« Je déclarais mais je ne payais pas » : la technique de Florent Pagny pour ne pas se faire « choper » par le fisc

Publié le 30 novembre 2023 à 12:17
Visual by Starface
Très cash, Florent Pagny vient de faire quelques confidences sur ses démêlés avec le fisc qui ont donné naissance à la chanson Ma liberté de penser mais qui lui ont aussi valu des poursuites en justice.

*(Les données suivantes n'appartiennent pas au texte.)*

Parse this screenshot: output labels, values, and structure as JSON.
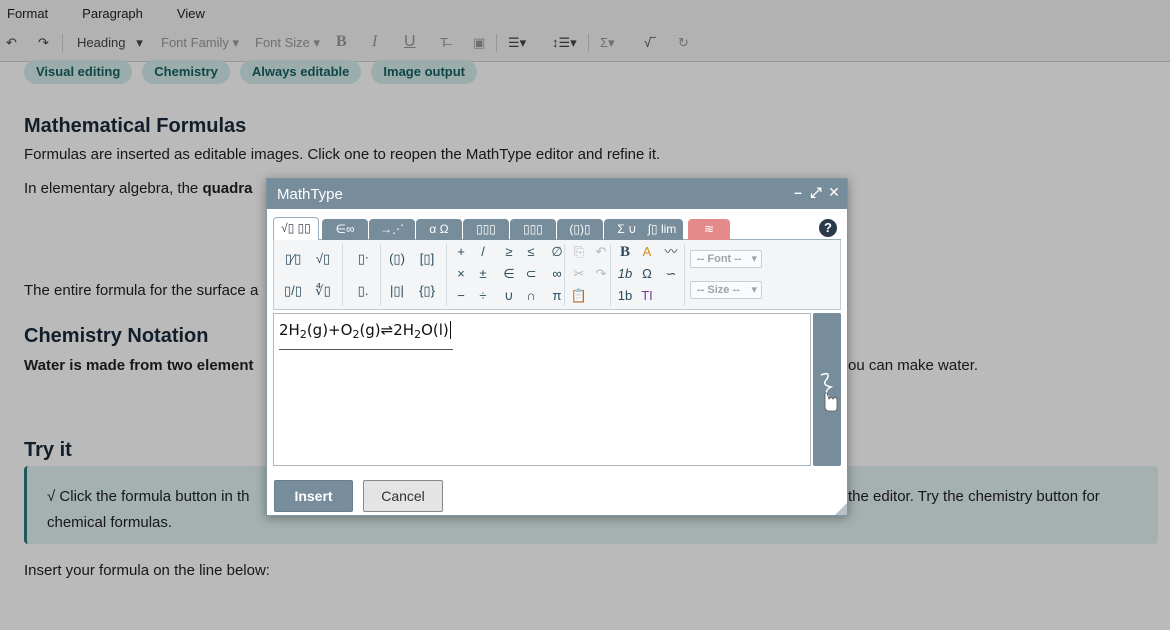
{
  "menu": [
    "Format",
    "Paragraph",
    "View"
  ],
  "toolbar": {
    "undo_icon": "undo-icon",
    "redo_icon": "redo-icon",
    "heading": "Heading",
    "font_family": "Font Family",
    "font_size": "Font Size",
    "bold": "B",
    "italic": "I",
    "underline": "U"
  },
  "tags": [
    "Visual editing",
    "Chemistry",
    "Always editable",
    "Image output"
  ],
  "sections": {
    "math_title": "Mathematical Formulas",
    "math_p1": "Formulas are inserted as editable images. Click one to reopen the MathType editor and refine it.",
    "math_p2_a": "In elementary algebra, the ",
    "math_p2_b": "quadra",
    "math_p3": "The entire formula for the surface a",
    "chem_title": "Chemistry Notation",
    "chem_p_a": "Water is made from two element",
    "chem_p_b": "ou can make water.",
    "try_title": "Try it",
    "tip_a": "√ Click the formula button in th",
    "tip_b": "the editor. Try the chemistry button for",
    "tip_c": "chemical formulas.",
    "insert_line": "Insert your formula on the line below:"
  },
  "dialog": {
    "title": "MathType",
    "help": "?",
    "tabs": [
      "√▯ ▯▯",
      "∈∞",
      "→⋰",
      "α Ω",
      "▯▯▯",
      "▯▯▯",
      "(▯)▯",
      "Σ ∪",
      "∫▯ lim",
      "≋"
    ],
    "palette": {
      "ops_row1": [
        "+",
        "/",
        "≥",
        "≤",
        "∅"
      ],
      "ops_row2": [
        "×",
        "±",
        "∈",
        "⊂",
        "∞"
      ],
      "ops_row3": [
        "−",
        "÷",
        "∪",
        "∩",
        "π"
      ],
      "font_select": "-- Font --",
      "size_select": "-- Size --",
      "bold_btn": "B",
      "italic_btn": "1b",
      "normal_btn": "1b",
      "text_btn": "T"
    },
    "formula": {
      "part1": "2H",
      "sub1": "2",
      "part2": "(g)+O",
      "sub2": "2",
      "part3": "(g)⇌2H",
      "sub3": "2",
      "part4": "O(l)"
    },
    "insert": "Insert",
    "cancel": "Cancel"
  },
  "colors": {
    "accent": "#778d9c",
    "tag_bg": "#d5ecec",
    "tag_text": "#166060",
    "overlay": "rgba(0,0,0,0.27)"
  }
}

S’il aborde longuement, dans Paris Match, sa lutte contre son cancer et l’impact de sa maladie sur sa famille, Florent Pagny s’explique aussi sur les ennuis avec le fisc qu’il évoque également dans son livre Pagny par Florent (Editions Fayard). "C’est un système qui est fait pour bloquer des gens des gens comme moi, pas aptes à la gestion", dénonce-t-il auprès de nos confrères.

Retour en arrière vers les années 1990. En 1995, le chanteur fait face à des graves problèmes financiers pour des arriérés d’impôts liés à N’importe quoi, sa première chanson à succès (1987). Pour sortir la tête de l’eau, il demande et obtient un prêt en 1996 à PolyGram (dont le nom est désormais Universal), sa maison de disques. Mais ce contrat d’un million et demi d’euros est considéré, par les impôts non pas comme un prêt qui n’est pas imposable mais comme une avance qui donne lieu, elle, à des impôts.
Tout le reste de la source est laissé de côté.